5. D'autre part, il résulte de l'instruction que la CPAM du Rhône a reconstitué le temps de travail de Mme D à partir des actes facturés, tels qu'ils ressortent du relevé individuel d'activité et de prescriptions et de la requête d'activité issue du système informationnel de l'assurance maladie. Les appelants n'apportent aucun élément à l'appui de leurs affirmations relatives au nombre d'actes réalisés au cours de la journée du 27 avril 2017 et remettant en cause les constats de la CPAM du Rhône, alors que la liste des actes que Mme D reconnaît avoir effectués ce jour-là l'aurait conduite à travailler plus de vingt-quatre heures, quand bien même les actes de soins infirmiers " AIS " 3 auraient été réalisés en moins de trente minutes.

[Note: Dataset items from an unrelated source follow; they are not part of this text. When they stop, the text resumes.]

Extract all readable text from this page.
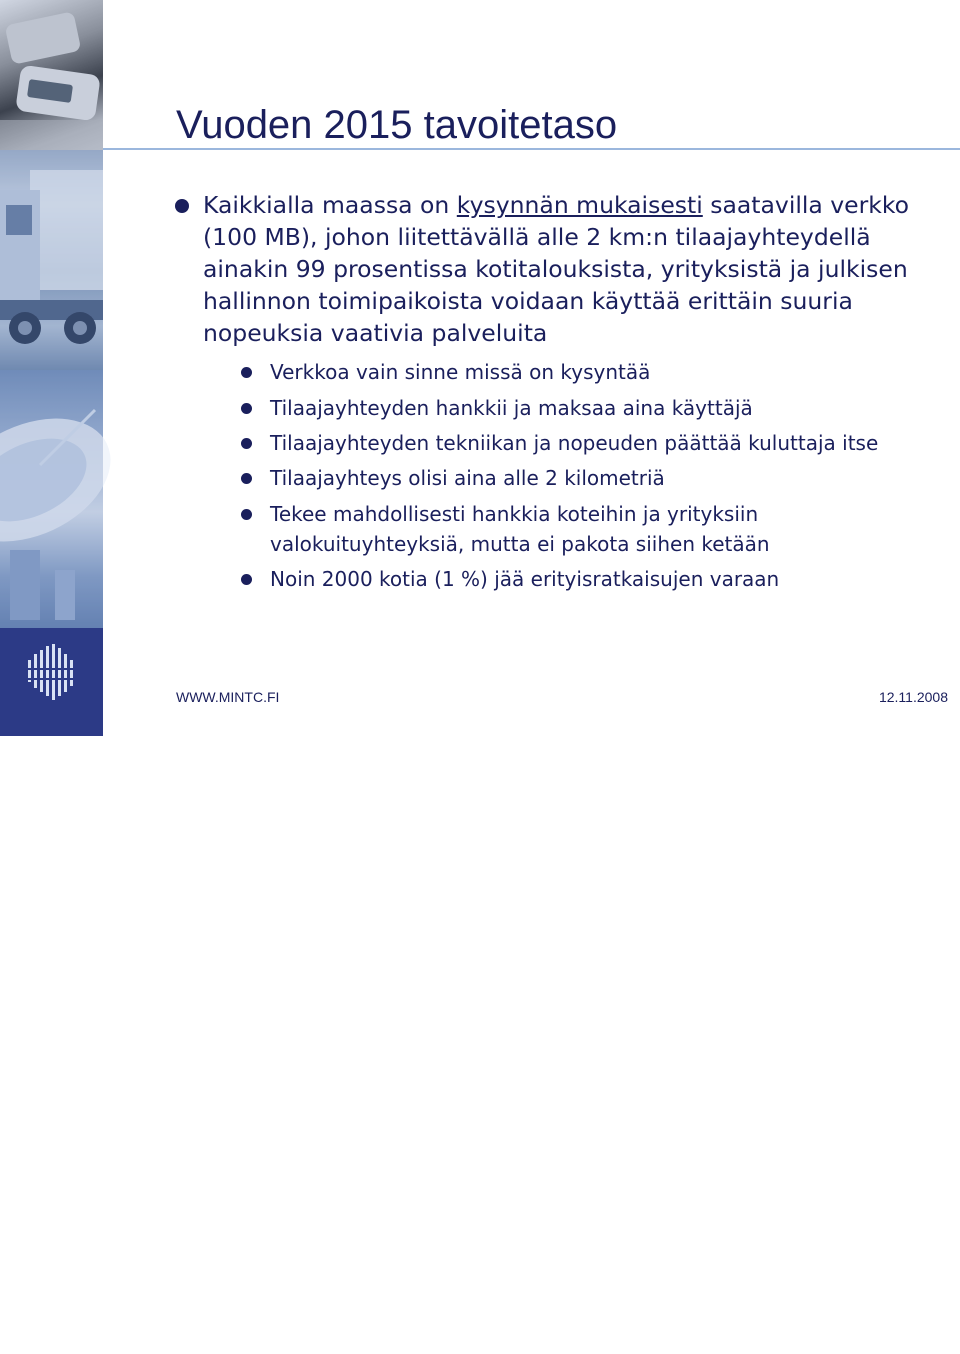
11
Vuoden 2015 tavoitetaso
Kaikkialla maassa on kysynnän mukaisesti saatavilla verkko (100 MB), johon liitettävällä alle 2 km:n tilaajayhteydellä ainakin 99 prosentissa kotitalouksista, yrityksistä ja julkisen hallinnon toimipaikoista voidaan käyttää erittäin suuria nopeuksia vaativia palveluita
Verkkoa vain sinne missä on kysyntää
Tilaajayhteyden hankkii ja maksaa aina käyttäjä
Tilaajayhteyden tekniikan ja nopeuden päättää kuluttaja itse
Tilaajayhteys olisi aina alle 2 kilometriä
Tekee mahdollisesti hankkia koteihin ja yrityksiin
valokuituyhteyksiä, mutta ei pakota siihen ketään
Noin 2000 kotia (1 %) jää erityisratkaisujen varaan
WWW.MINTC.FI	12.11.2008
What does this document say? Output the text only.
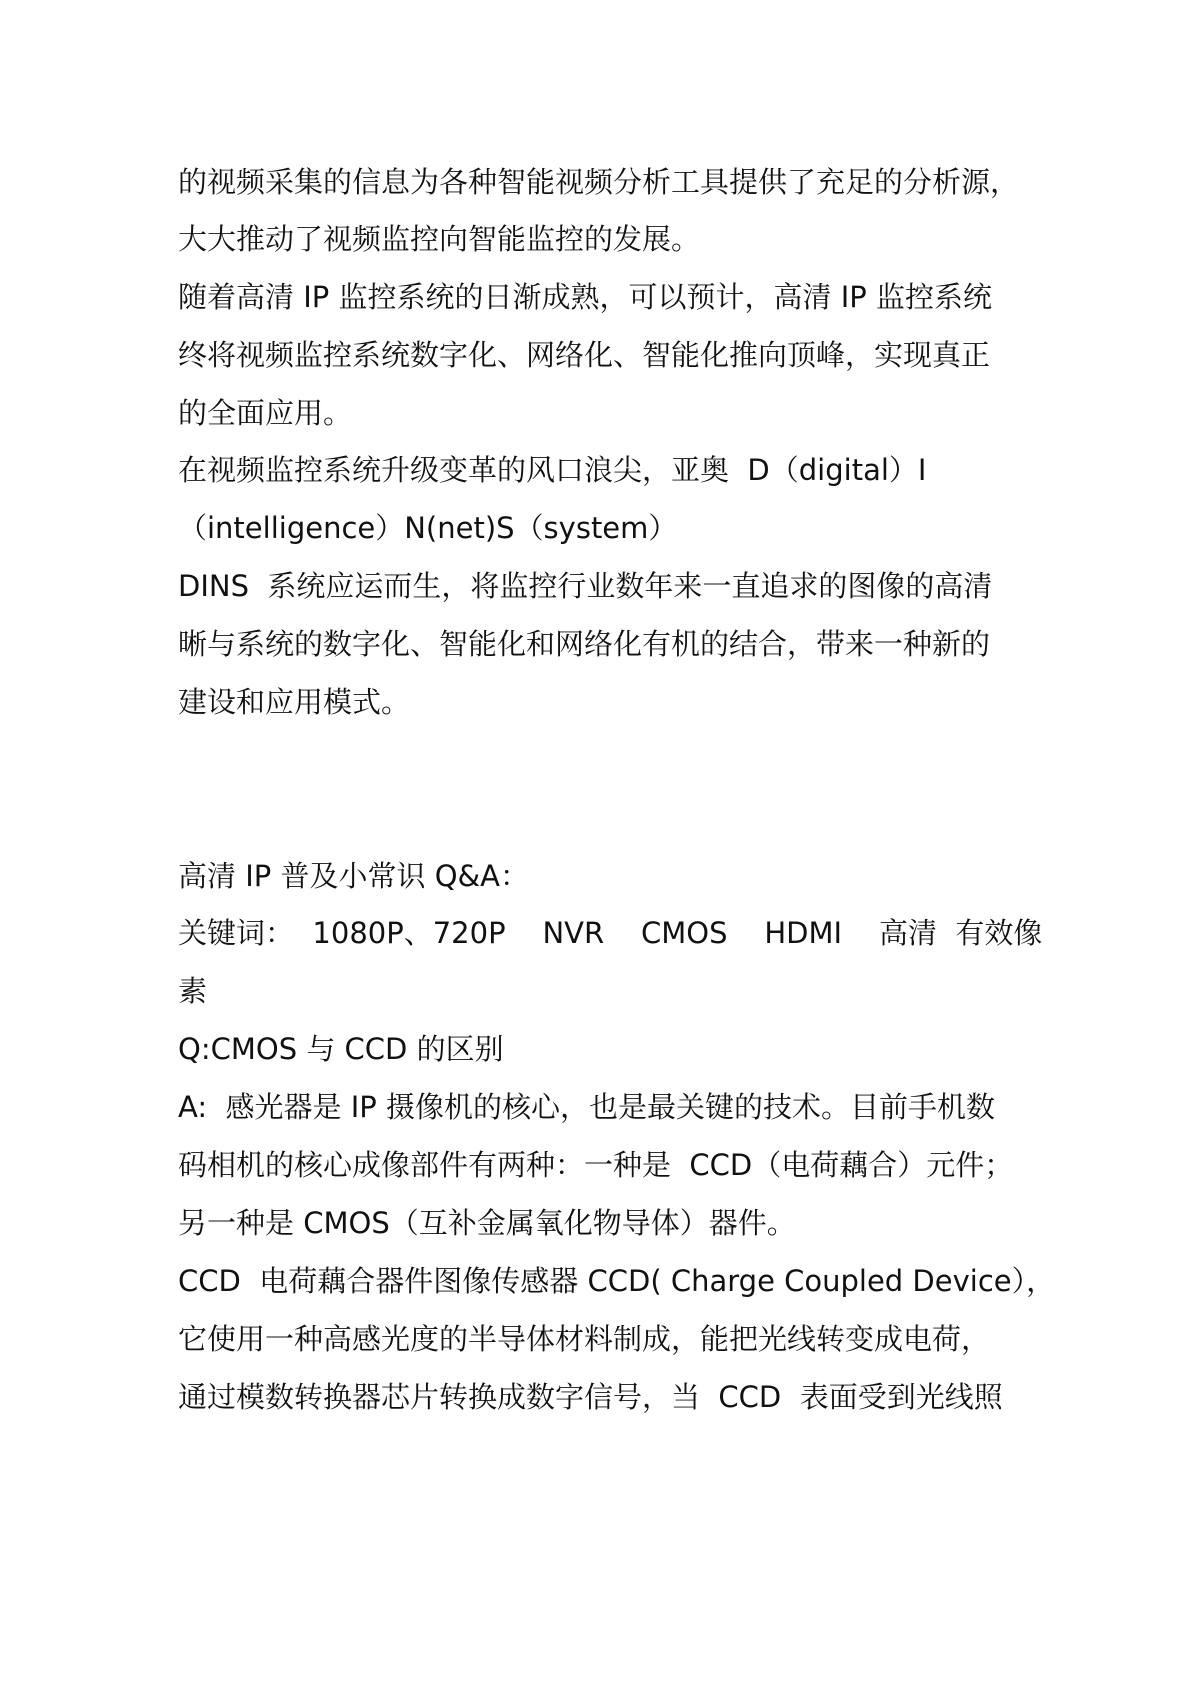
的视频采集的信息为各种智能视频分析工具提供了充足的分析源，
大大推动了视频监控向智能监控的发展。
随着高清 IP 监控系统的日渐成熟，可以预计，高清 IP 监控系统
终将视频监控系统数字化、网络化、智能化推向顶峰，实现真正
的全面应用。
在视频监控系统升级变革的风口浪尖，亚奥  D（digital）I
（intelligence）N(net)S（system）
DINS  系统应运而生，将监控行业数年来一直追求的图像的高清
晰与系统的数字化、智能化和网络化有机的结合，带来一种新的
建设和应用模式。
高清 IP 普及小常识 Q&A：
关键词：  1080P、720P    NVR    CMOS    HDMI    高清  有效像
素
Q:CMOS 与 CCD 的区别
A:  感光器是 IP 摄像机的核心，也是最关键的技术。目前手机数
码相机的核心成像部件有两种：一种是  CCD（电荷藕合）元件；
另一种是 CMOS（互补金属氧化物导体）器件。
CCD  电荷藕合器件图像传感器 CCD( Charge Coupled Device），
它使用一种高感光度的半导体材料制成，能把光线转变成电荷，
通过模数转换器芯片转换成数字信号，当  CCD  表面受到光线照
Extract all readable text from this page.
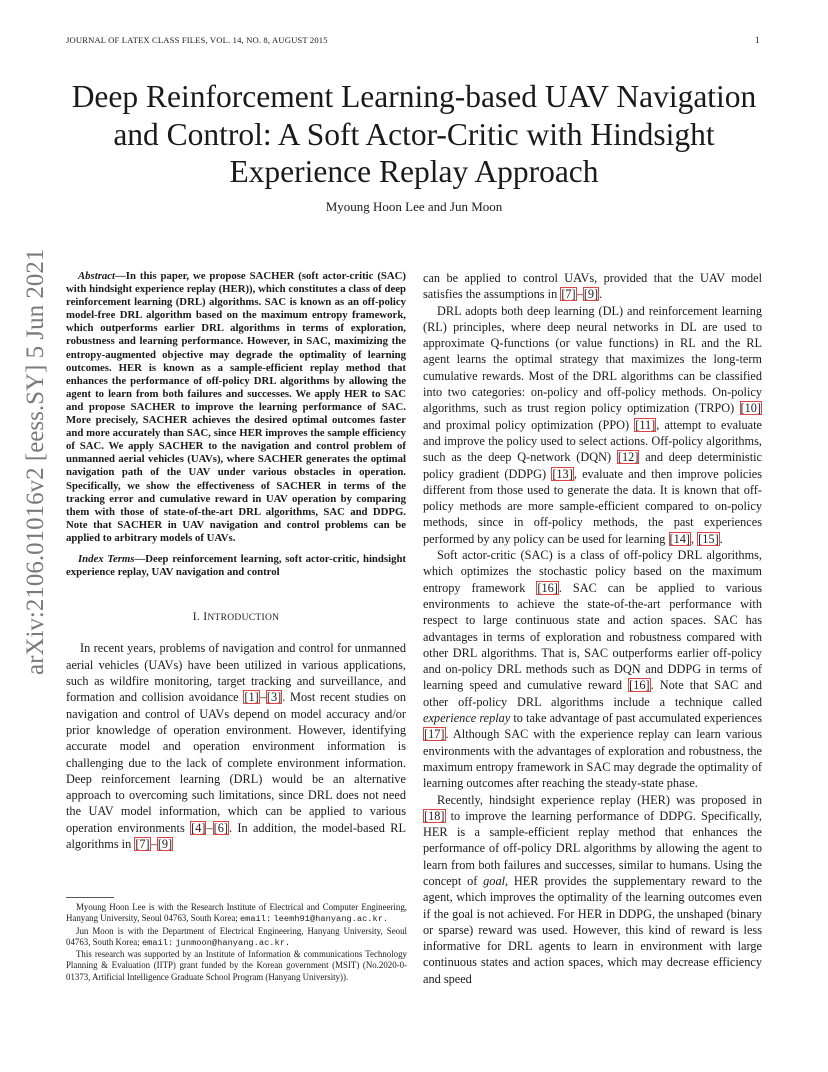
JOURNAL OF LATEX CLASS FILES, VOL. 14, NO. 8, AUGUST 2015	1
arXiv:2106.01016v2 [eess.SY] 5 Jun 2021
Deep Reinforcement Learning-based UAV Navigation and Control: A Soft Actor-Critic with Hindsight Experience Replay Approach
Myoung Hoon Lee and Jun Moon

Abstract—In this paper, we propose SACHER (soft actor-critic (SAC) with hindsight experience replay (HER)), which constitutes a class of deep reinforcement learning (DRL) algorithms. SAC is known as an off-policy model-free DRL algorithm based on the maximum entropy framework, which outperforms earlier DRL algorithms in terms of exploration, robustness and learning performance. However, in SAC, maximizing the entropy-augmented objective may degrade the optimality of learning outcomes. HER is known as a sample-efficient replay method that enhances the performance of off-policy DRL algorithms by allowing the agent to learn from both failures and successes. We apply HER to SAC and propose SACHER to improve the learning performance of SAC. More precisely, SACHER achieves the desired optimal outcomes faster and more accurately than SAC, since HER improves the sample efficiency of SAC. We apply SACHER to the navigation and control problem of unmanned aerial vehicles (UAVs), where SACHER generates the optimal navigation path of the UAV under various obstacles in operation. Specifically, we show the effectiveness of SACHER in terms of the tracking error and cumulative reward in UAV operation by comparing them with those of state-of-the-art DRL algorithms, SAC and DDPG. Note that SACHER in UAV navigation and control problems can be applied to arbitrary models of UAVs.

Index Terms—Deep reinforcement learning, soft actor-critic, hindsight experience replay, UAV navigation and control

I. INTRODUCTION

In recent years, problems of navigation and control for unmanned aerial vehicles (UAVs) have been utilized in various applications, such as wildfire monitoring, target tracking and surveillance, and formation and collision avoidance [1]–[3]. Most recent studies on navigation and control of UAVs depend on model accuracy and/or prior knowledge of operation environment. However, identifying accurate model and operation environment information is challenging due to the lack of complete environment information. Deep reinforcement learning (DRL) would be an alternative approach to overcoming such limitations, since DRL does not need the UAV model information, which can be applied to various operation environments [4]–[6]. In addition, the model-based RL algorithms in [7]–[9]

Myoung Hoon Lee is with the Research Institute of Electrical and Computer Engineering, Hanyang University, Seoul 04763, South Korea; email: leemh91@hanyang.ac.kr.

Jun Moon is with the Department of Electrical Engineering, Hanyang University, Seoul 04763, South Korea; email: junmoon@hanyang.ac.kr.

This research was supported by an Institute of Information & communications Technology Planning & Evaluation (IITP) grant funded by the Korean government (MSIT) (No.2020-0-01373, Artificial Intelligence Graduate School Program (Hanyang University)).

can be applied to control UAVs, provided that the UAV model satisfies the assumptions in [7]–[9].

DRL adopts both deep learning (DL) and reinforcement learning (RL) principles, where deep neural networks in DL are used to approximate Q-functions (or value functions) in RL and the RL agent learns the optimal strategy that maximizes the long-term cumulative rewards. Most of the DRL algorithms can be classified into two categories: on-policy and off-policy methods. On-policy algorithms, such as trust region policy optimization (TRPO) [10] and proximal policy optimization (PPO) [11], attempt to evaluate and improve the policy used to select actions. Off-policy algorithms, such as the deep Q-network (DQN) [12] and deep deterministic policy gradient (DDPG) [13], evaluate and then improve policies different from those used to generate the data. It is known that off-policy methods are more sample-efficient compared to on-policy methods, since in off-policy methods, the past experiences performed by any policy can be used for learning [14], [15].

Soft actor-critic (SAC) is a class of off-policy DRL algorithms, which optimizes the stochastic policy based on the maximum entropy framework [16]. SAC can be applied to various environments to achieve the state-of-the-art performance with respect to large continuous state and action spaces. SAC has advantages in terms of exploration and robustness compared with other DRL algorithms. That is, SAC outperforms earlier off-policy and on-policy DRL methods such as DQN and DDPG in terms of learning speed and cumulative reward [16]. Note that SAC and other off-policy DRL algorithms include a technique called experience replay to take advantage of past accumulated experiences [17]. Although SAC with the experience replay can learn various environments with the advantages of exploration and robustness, the maximum entropy framework in SAC may degrade the optimality of learning outcomes after reaching the steady-state phase.

Recently, hindsight experience replay (HER) was proposed in [18] to improve the learning performance of DDPG. Specifically, HER is a sample-efficient replay method that enhances the performance of off-policy DRL algorithms by allowing the agent to learn from both failures and successes, similar to humans. Using the concept of goal, HER provides the supplementary reward to the agent, which improves the optimality of the learning outcomes even if the goal is not achieved. For HER in DDPG, the unshaped (binary or sparse) reward was used. However, this kind of reward is less informative for DRL agents to learn in environment with large continuous states and action spaces, which may decrease efficiency and speed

6. Il résulte de ce qui précède que Mme D et M. B ne sont pas fondés à soutenir que c'est à tort que, par le jugement attaqué, le tribunal administratif de Lyon a rejeté leurs conclusions tendant à la décharge des cotisations supplémentaires d'impôt sur le revenu auxquelles ils ont été assujettis au titre des années 2012 à 2017. La requête doit, par conséquent, être rejetée en toutes ses conclusions.
DÉCIDE :
Article 1er : La requête de Mme D et M. B est rejetée.
Article 2 : Le présent arrêt sera notifié à Mme A D, à M. C B et à la ministre chargée des comptes publics.
Copie en sera adressée à la caisse primaire d'assurance maladie du Rhône.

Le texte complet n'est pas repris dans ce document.